Davalı Yapı Kredi Bankası vekili, müvekkili banka ile diğer davalılar arasında genel kredi sözleşmesi imzalandığını, davalıların kredi kullandıklarını, davaya konu çeklerin kullanılan kredi borcuna karşılık temlik cirosu ile devredildiğini bildirerek davanın reddini talep etmiştir.
Davalı ... Ltd. Şti.  ve … cevap dilekçesi vermemiştir.
Mahkemece, davaya konu edilen çeklerin davacılar tarafından aralarındaki sözleşme gereğince ilerde teslim edilecek mallar karşılığında davalılar … Ltd. Şti.'ne teslim edildiği, davalılar tarafından bu çeklerin karşılığında herhangi bir mal veya hizmet ifasında bulunulmadığı, davaya konu çeklerin davacıya iade edileceğine dair taraflar arasında protokol yapılmasına rağmen çeklerin iade edilmediği, bu nedenle çeklerin sözleşmenin tarafları bakımından bedelsiz kaldığı, bedelsizlik def'inin şahsi def'ilerden olduğu, ancak taraflar arasında ileri sürülebileceği, davaya konu çekin davalı … Ltd. Şti.'ne temlik cirosu ile  ciro edildiği, bilahare bu şirket tarafından da  kredi sözleşmesi kapsamında alınan kredinin tahsili amacı ile davalı bankaya temlik cirosu ile ciro edildiği, çek üzerinde rehin cirosu olduğuna dair kayıt bulunmadığı, mevcut delillere göre cironun temlik cirosu olarak kabul edilmesi gerektiği, bankanın çeklerin bedelsizliğini bilerek davacının zararına ve kötü niyetli olarak hareket ettiği konusunda herhangi bir delilin getirilmediği, davacının açıklanan şahsi def'ini davalı bankaya karşı ileri süremeyeceği gerekçesiyle davalı Yapı Kredi Bankası A.Ş.  hakkındaki davanın reddine, diğer davalılar  yönünden davanın kabulüne karar verilmiştir.
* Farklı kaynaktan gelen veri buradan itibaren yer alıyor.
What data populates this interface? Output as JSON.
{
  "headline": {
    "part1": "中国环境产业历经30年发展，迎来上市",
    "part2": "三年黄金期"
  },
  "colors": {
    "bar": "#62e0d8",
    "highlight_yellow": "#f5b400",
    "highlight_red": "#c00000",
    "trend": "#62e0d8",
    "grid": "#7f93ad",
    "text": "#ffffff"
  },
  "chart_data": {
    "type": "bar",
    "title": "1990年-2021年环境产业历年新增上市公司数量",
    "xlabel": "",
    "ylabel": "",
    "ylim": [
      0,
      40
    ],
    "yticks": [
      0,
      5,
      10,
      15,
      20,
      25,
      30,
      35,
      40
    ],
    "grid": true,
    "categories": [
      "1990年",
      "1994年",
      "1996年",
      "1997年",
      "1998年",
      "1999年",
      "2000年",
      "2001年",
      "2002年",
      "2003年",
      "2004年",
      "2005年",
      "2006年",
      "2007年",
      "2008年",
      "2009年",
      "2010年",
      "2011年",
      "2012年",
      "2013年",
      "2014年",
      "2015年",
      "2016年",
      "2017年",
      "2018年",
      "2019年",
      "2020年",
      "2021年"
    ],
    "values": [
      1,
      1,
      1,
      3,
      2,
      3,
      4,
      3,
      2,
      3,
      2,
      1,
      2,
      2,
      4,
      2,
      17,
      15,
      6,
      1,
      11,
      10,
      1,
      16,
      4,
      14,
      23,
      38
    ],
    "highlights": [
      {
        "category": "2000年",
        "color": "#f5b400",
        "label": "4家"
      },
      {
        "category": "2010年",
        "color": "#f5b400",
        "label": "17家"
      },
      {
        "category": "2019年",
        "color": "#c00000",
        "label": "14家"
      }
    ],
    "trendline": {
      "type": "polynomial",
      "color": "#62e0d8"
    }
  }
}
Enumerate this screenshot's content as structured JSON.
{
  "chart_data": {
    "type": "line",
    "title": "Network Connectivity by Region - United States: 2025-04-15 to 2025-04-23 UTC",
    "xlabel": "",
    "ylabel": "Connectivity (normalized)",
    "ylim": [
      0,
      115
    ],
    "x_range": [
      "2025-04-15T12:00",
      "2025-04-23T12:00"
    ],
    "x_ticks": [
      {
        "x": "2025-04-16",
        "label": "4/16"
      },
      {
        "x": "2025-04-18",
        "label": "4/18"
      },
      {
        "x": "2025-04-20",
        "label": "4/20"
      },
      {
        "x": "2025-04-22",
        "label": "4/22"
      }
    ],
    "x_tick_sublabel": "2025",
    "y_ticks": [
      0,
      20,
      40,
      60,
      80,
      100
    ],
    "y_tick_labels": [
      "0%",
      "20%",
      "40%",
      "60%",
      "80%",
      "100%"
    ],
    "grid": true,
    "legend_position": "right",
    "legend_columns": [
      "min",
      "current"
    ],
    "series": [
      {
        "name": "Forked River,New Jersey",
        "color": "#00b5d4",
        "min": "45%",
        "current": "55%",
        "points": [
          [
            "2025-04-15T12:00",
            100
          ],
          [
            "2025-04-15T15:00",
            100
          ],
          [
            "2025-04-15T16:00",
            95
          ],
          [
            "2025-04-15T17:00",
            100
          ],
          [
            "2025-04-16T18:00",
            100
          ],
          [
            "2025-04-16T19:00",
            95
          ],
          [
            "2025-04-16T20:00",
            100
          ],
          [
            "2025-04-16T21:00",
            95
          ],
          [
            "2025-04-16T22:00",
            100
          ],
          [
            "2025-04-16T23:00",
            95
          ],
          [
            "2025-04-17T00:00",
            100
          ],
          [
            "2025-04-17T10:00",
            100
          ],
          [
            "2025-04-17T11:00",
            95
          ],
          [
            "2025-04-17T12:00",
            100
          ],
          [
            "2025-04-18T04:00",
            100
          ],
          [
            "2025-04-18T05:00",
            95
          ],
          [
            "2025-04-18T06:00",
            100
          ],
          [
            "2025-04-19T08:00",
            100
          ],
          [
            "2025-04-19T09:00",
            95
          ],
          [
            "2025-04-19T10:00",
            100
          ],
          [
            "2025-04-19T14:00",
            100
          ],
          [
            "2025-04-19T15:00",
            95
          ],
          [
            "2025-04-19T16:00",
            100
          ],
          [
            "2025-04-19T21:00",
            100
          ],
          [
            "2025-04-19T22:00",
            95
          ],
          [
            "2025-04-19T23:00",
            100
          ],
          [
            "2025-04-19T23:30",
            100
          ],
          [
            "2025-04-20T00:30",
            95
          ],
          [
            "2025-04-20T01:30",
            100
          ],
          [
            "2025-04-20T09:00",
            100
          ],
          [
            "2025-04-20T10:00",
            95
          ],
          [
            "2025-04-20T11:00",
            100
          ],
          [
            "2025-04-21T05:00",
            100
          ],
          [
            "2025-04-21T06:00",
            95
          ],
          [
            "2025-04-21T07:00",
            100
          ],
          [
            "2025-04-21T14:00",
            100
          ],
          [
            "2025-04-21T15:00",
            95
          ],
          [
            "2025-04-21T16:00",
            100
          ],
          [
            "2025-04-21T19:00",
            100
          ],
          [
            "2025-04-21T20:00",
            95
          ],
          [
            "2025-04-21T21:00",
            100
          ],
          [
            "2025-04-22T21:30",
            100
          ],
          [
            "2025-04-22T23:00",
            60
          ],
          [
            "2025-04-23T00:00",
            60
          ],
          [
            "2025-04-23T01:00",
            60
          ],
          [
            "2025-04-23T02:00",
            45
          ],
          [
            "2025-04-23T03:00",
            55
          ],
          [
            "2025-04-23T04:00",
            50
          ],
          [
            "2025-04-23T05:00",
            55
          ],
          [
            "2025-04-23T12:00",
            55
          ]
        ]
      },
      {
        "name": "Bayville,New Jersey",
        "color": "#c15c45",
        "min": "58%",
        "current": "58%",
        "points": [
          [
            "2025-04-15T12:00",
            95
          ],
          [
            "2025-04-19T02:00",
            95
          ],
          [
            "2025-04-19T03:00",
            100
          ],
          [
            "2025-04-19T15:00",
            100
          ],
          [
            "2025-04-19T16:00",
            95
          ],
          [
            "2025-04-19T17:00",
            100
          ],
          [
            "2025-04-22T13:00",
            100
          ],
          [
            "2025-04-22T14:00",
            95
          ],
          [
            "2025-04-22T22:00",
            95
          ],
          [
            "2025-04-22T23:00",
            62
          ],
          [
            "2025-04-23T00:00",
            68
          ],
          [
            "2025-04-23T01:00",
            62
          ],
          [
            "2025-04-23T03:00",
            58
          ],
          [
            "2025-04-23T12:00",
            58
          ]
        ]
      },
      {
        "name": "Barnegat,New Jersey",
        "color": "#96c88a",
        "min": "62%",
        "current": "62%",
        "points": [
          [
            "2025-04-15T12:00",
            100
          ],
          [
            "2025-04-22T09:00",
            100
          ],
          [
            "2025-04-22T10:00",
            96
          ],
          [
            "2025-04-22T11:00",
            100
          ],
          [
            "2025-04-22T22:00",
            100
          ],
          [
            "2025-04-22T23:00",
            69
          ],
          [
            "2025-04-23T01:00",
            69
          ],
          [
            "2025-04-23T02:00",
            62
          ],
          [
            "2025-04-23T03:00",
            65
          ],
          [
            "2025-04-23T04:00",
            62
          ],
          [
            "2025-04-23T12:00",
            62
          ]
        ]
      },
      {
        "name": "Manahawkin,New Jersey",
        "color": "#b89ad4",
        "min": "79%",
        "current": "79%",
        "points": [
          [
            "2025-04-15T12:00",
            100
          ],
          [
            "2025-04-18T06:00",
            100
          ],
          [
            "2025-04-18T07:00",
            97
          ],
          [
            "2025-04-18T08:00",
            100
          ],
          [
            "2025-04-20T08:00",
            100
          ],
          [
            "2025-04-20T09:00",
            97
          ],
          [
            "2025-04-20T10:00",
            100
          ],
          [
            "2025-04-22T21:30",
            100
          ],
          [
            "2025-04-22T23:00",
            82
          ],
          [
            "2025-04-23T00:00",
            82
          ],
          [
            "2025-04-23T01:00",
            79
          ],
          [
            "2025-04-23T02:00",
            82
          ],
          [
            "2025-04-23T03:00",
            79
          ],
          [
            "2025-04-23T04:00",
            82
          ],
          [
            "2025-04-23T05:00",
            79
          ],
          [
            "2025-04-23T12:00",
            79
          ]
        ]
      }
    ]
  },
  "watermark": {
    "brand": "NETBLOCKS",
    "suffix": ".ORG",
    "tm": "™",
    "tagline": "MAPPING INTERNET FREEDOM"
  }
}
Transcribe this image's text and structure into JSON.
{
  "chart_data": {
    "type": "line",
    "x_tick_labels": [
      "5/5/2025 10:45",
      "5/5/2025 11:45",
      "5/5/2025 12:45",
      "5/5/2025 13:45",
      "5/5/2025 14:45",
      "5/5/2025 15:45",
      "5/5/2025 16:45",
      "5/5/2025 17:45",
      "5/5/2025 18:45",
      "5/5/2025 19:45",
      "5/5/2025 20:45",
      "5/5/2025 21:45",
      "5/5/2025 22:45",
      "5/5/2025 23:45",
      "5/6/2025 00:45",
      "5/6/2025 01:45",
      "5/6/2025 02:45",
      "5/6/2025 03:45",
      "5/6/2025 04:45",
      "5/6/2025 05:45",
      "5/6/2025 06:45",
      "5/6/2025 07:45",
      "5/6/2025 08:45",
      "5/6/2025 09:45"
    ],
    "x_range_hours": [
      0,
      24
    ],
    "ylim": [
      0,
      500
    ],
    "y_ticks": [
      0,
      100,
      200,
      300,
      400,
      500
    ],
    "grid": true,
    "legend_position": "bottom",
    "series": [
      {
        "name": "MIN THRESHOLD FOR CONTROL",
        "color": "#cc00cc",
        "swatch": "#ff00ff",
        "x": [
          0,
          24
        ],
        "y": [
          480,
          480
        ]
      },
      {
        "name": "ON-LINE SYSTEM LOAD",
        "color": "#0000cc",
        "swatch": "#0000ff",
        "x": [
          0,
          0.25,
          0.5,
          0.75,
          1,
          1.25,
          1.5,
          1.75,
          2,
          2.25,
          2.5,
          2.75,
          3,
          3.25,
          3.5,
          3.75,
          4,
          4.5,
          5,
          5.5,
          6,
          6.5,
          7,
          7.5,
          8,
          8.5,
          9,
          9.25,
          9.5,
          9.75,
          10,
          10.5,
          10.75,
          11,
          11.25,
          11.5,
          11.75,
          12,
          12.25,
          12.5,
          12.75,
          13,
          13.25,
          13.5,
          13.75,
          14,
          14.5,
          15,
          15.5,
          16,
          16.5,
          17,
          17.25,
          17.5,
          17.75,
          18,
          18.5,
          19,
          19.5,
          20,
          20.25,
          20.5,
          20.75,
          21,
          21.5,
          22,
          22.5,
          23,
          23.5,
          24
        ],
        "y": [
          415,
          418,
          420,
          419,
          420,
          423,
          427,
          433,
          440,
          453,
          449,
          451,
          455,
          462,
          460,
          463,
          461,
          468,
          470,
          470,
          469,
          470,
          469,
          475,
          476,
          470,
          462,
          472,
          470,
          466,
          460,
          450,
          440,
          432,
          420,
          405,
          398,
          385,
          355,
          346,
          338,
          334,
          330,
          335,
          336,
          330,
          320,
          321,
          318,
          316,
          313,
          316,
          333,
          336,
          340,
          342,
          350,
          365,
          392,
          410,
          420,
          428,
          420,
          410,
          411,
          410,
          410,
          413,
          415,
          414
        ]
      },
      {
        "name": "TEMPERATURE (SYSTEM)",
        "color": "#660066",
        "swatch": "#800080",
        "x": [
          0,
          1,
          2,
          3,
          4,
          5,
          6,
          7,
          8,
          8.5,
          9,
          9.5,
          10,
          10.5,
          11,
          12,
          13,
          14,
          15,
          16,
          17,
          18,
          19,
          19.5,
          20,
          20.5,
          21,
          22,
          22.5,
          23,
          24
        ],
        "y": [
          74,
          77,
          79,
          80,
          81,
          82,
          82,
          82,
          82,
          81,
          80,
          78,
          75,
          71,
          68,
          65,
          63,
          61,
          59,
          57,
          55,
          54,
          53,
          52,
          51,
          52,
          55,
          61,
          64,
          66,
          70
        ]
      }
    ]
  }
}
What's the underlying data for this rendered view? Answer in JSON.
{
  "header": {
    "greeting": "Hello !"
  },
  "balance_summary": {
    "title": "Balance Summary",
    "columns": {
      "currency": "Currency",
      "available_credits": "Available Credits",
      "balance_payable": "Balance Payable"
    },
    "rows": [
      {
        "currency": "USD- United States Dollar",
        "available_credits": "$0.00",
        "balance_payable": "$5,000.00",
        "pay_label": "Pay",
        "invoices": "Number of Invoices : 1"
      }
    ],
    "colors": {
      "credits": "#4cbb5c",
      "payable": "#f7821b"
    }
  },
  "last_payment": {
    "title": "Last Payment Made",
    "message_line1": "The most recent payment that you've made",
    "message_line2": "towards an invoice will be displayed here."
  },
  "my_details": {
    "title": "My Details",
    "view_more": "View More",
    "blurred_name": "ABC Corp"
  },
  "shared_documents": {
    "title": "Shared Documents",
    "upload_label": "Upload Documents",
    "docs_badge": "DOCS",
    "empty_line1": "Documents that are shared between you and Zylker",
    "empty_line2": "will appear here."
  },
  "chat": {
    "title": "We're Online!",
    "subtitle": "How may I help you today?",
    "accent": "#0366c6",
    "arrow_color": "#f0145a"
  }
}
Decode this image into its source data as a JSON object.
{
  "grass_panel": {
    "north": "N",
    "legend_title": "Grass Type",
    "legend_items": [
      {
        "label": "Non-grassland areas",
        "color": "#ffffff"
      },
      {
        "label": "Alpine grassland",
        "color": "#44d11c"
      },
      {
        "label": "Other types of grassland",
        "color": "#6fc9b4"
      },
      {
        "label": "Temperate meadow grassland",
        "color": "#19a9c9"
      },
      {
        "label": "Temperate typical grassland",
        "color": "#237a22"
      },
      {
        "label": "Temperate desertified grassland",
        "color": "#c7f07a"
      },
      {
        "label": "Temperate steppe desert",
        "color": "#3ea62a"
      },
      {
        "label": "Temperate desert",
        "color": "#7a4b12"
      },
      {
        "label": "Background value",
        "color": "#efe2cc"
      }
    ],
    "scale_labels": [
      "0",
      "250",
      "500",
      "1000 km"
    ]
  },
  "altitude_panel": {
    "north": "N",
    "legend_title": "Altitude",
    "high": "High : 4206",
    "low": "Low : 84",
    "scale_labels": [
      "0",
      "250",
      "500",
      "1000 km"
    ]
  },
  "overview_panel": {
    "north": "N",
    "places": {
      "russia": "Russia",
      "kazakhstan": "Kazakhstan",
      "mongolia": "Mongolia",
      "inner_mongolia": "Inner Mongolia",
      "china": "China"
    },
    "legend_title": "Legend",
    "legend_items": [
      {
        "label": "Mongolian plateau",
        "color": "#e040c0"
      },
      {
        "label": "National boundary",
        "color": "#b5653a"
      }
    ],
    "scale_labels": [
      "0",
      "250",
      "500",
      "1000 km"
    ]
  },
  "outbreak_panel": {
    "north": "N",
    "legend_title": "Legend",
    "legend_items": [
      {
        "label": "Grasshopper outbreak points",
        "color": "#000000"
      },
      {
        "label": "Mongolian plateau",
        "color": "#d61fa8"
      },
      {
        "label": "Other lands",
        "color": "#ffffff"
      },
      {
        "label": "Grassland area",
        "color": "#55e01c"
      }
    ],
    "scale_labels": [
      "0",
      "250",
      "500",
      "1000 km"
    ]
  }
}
Davacı vekili, dava konusu çeklerin davalı bankaya diğer davalılar tarafından rehin cirosu ile teminat olarak verildiğinin bankaya ait sistem çıktısından banka kayıtlarından açıkça anlaşıldığını, banka kayıtlarında çeklerle ilgili olarak açıkça teminat ibaresi bulunduğunu, diğer davalılarında çeklerin bankaya rehin cirosu ile verildiğine ilişkin beyanlarının olduğunu, TTK hükümlerine göre çekte rehin cirosunun geçersiz olması nedeniyle, açık veya gizli rehin cirosu ile çeki kullandırdığı krediye karşılık teminat olarak alan bankanın yetkili hamil olmadığını, davalı banka yönünden de davalarının kabulü gerektiğini belirterek istinaf başvurusunda bulunmuştur.
Dava bedelsizlik nedeniyle çekten dolayı borçlu olunmadığının tespiti davasıdır.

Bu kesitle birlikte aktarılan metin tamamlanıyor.